Each month on The Feisty House, we explore another method for retaining natural hair length (in other words, finding ways to keep natural hair from breaking). Length retention is a major hair goal of mine, and of many other naturals, so hopefully these posts have been helpful! Last month we explored moisturizing and sealing. In October, we learned the benefits of maintaining a healthy pH. Related to that concept is today’s topic: knowing and understanding your natural hair’s porosity.
Porosity relates to how porous or open your cuticles are. If your natural hair has low porosity, your cuticles lay flat and tight along the hair shaft, preventing moisture from getting into or out of your hair. Natural hair with high porosity is made up of cuticles that are raised and open and let moisture into the strand very easily, but also allow moisture to escape easily too. Normal natural hair falls somewhere in the middle of these two extremes. As we learned in October, products that are basic (pH above 7) are good for low porosity hair because they raise the cuticle and allow moisture to get into the strand. Acidic products (pH below 7) are great for high porosity hair because they help to seal the cuticle and prevent moisture from getting out.

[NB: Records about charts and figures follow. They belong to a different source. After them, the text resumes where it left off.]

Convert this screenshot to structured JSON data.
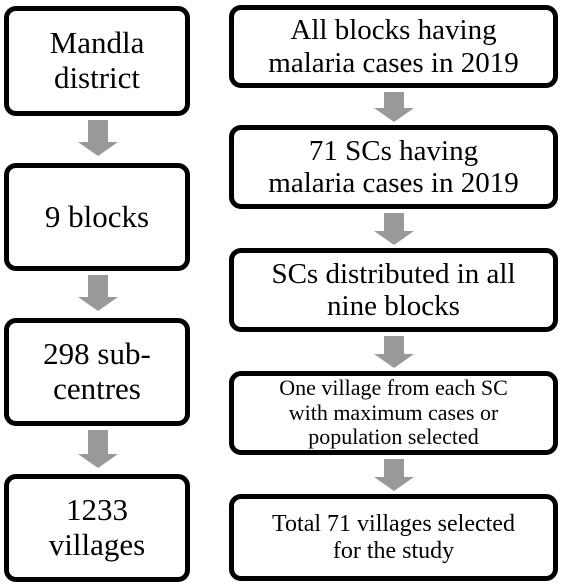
{
  "left_column": [
    {
      "text": "Mandla\ndistrict"
    },
    {
      "text": "9 blocks"
    },
    {
      "text": "298 sub-\ncentres"
    },
    {
      "text": "1233\nvillages"
    }
  ],
  "right_column": [
    {
      "text": "All blocks having\nmalaria cases in 2019"
    },
    {
      "text": "71 SCs having\nmalaria cases in 2019"
    },
    {
      "text": "SCs distributed in all\nnine blocks"
    },
    {
      "text": "One village from each SC\nwith maximum cases or\npopulation selected"
    },
    {
      "text": "Total 71 villages selected\nfor the study"
    }
  ],
  "colors": {
    "arrow": "#999999",
    "border": "#000000"
  }
}
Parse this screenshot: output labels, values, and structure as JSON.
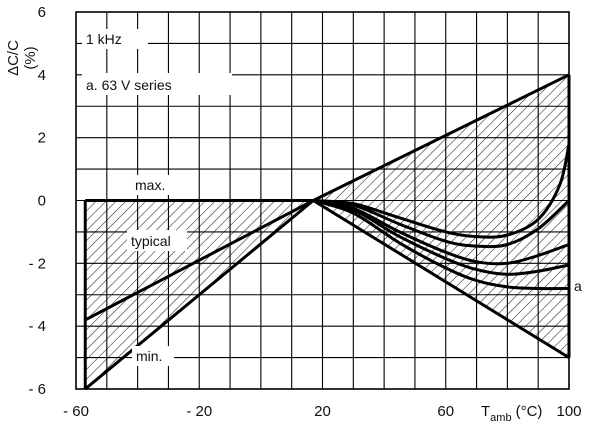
{
  "chart_data": {
    "type": "line",
    "title": "",
    "xlabel_main": "T",
    "xlabel_sub": "amb",
    "xlabel_unit": "(°C)",
    "ylabel_top": "ΔC/C",
    "ylabel_bottom": "(%)",
    "xlim": [
      -60,
      100
    ],
    "ylim": [
      -6,
      6
    ],
    "x_ticks": [
      {
        "value": -60,
        "label": "- 60"
      },
      {
        "value": -20,
        "label": "- 20"
      },
      {
        "value": 20,
        "label": "20"
      },
      {
        "value": 60,
        "label": "60"
      },
      {
        "value": 100,
        "label": "100"
      }
    ],
    "y_ticks": [
      {
        "value": -6,
        "label": "- 6"
      },
      {
        "value": -4,
        "label": "- 4"
      },
      {
        "value": -2,
        "label": "- 2"
      },
      {
        "value": 0,
        "label": "0"
      },
      {
        "value": 2,
        "label": "2"
      },
      {
        "value": 4,
        "label": "4"
      },
      {
        "value": 6,
        "label": "6"
      }
    ],
    "grid": true,
    "grid_x_step": 10,
    "grid_y_step": 1,
    "annotations": {
      "frequency": "1 kHz",
      "series": "a. 63 V   series",
      "max": "max.",
      "typical": "typical",
      "min": "min.",
      "curve_a": "a"
    },
    "envelope_left": {
      "upper": [
        [
          -57,
          0
        ],
        [
          17,
          0
        ]
      ],
      "lower": [
        [
          -57,
          -6
        ],
        [
          17,
          0
        ]
      ]
    },
    "envelope_right": {
      "upper": [
        [
          17,
          0
        ],
        [
          100,
          4
        ]
      ],
      "lower": [
        [
          17,
          0
        ],
        [
          100,
          -5
        ]
      ]
    },
    "series": [
      {
        "label": "max",
        "points": [
          [
            -57,
            0
          ],
          [
            17,
            0
          ],
          [
            100,
            4
          ]
        ]
      },
      {
        "label": "typical",
        "points": [
          [
            -57,
            -3.8
          ],
          [
            17,
            0
          ]
        ]
      },
      {
        "label": "min",
        "points": [
          [
            -57,
            -6
          ],
          [
            17,
            0
          ],
          [
            100,
            -5
          ]
        ]
      }
    ],
    "right_curves": [
      {
        "points": [
          [
            17,
            0
          ],
          [
            30,
            -0.1
          ],
          [
            45,
            -0.55
          ],
          [
            60,
            -1.0
          ],
          [
            70,
            -1.15
          ],
          [
            80,
            -1.1
          ],
          [
            90,
            -0.6
          ],
          [
            97,
            0.5
          ],
          [
            100,
            1.8
          ]
        ]
      },
      {
        "points": [
          [
            17,
            0
          ],
          [
            30,
            -0.15
          ],
          [
            45,
            -0.75
          ],
          [
            60,
            -1.3
          ],
          [
            70,
            -1.45
          ],
          [
            80,
            -1.4
          ],
          [
            90,
            -0.9
          ],
          [
            100,
            0
          ]
        ]
      },
      {
        "points": [
          [
            17,
            0
          ],
          [
            30,
            -0.25
          ],
          [
            45,
            -1.0
          ],
          [
            60,
            -1.65
          ],
          [
            70,
            -1.95
          ],
          [
            80,
            -2.0
          ],
          [
            90,
            -1.75
          ],
          [
            100,
            -1.4
          ]
        ]
      },
      {
        "points": [
          [
            17,
            0
          ],
          [
            30,
            -0.3
          ],
          [
            45,
            -1.15
          ],
          [
            60,
            -1.85
          ],
          [
            70,
            -2.2
          ],
          [
            80,
            -2.35
          ],
          [
            90,
            -2.25
          ],
          [
            100,
            -2.05
          ]
        ]
      },
      {
        "label": "a",
        "points": [
          [
            17,
            0
          ],
          [
            30,
            -0.4
          ],
          [
            45,
            -1.35
          ],
          [
            60,
            -2.15
          ],
          [
            70,
            -2.55
          ],
          [
            80,
            -2.75
          ],
          [
            90,
            -2.8
          ],
          [
            100,
            -2.8
          ]
        ]
      }
    ]
  }
}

There are several ways to test your natural hair porosity. The easiest (in my opinion) is a quick water test. All you need to do is fill a glass with room temperature water. Then pluck a strand of your clean hair directly from your scalp. Put the hair into the glass and wait a few minutes. If after a few minutes your hair is still at the top of the glass, you have low porosity hair–your hair was unable to absorb the water in the glass. If your sinks to the bottom of the glass, you have high porosity hair–your hair quickly absorbed so much water that it became heavy enough to sink to the bottom. And if your hair floats somewhere in the middle? You guessed it–your hair is normal (lucky you!)
Throughout my natural hair journey, I assumed my natural hair porosity was high because my hair was always dry. I figured whatever moisture was getting in was immediately leaking out, and so I’ve always treated my hair as if it was highly porous. Last week, totally out of curiosity, I decided to test the porosity of my hair. Can you believe it’s something I’d never done? I plucked a hair out of my head after shampooing and put it into a glass of water. My hair never sank to the bottom. It didn’t even make it below the surface of the water! I couldn’t believe that I’d thought I had high porosity hair all these years. Instead, my hair is the complete opposite! I have low porosity hair, which means it’s really difficult for my hair to absorb moisture or products, and because of that, it is prone to dryness. Low porosity hair is also protein sensitive (which makes sense, because my hair has always been very anti-protein)–there’s already a lot of protein in the cuticle layers blocking moisture from getting in, and so naturals with low porosity hair should stay away from deep protein treatments.
Because I have low porosity hair, the challenge for me is getting moisture in, not keeping it there. Using heat during deep conditioning is one way to lift the cuticles and get moisture in. Products with a higher pH (above 7) lift the cuticle and allow moisture in. Some low porosity naturals mix baking soda, which has a high pH, with their conditioner to lift the cuticle and let the moisture of the conditioner into their hair. I tried the Cherry Lola Treatment this weekend, which uses baking soda, and I had pretty good results, but I’d want to try it again before I give it the stamp of approval.
Low porosity naturals usually have pretty good results with products that use glycerin. Glycerin is a humectant. Like other humectants (including honey), glycerin attracts water molecules. Conditioners with glycerin attract water to the hair and help your hair absorb that moisture. My hair has never had a good relationship with glycerin though, and I stay away from products that have any glycerin in them. Perhaps in the summer, when it’s more humid and there’s actual moisture in the air, I’ll try using glycerin again (glycerin can dry out your hair if you use it in a low-humidity environment).
I was just complaining about my hair the other day, and I’m hoping a good deep conditioning session with my overhead dryer will do the trick. I probably don’t need to use the Kimmaytube leave-in anymore. I need to be on the hunt for a good leave-in for low-porosity hair. Any suggestions out there?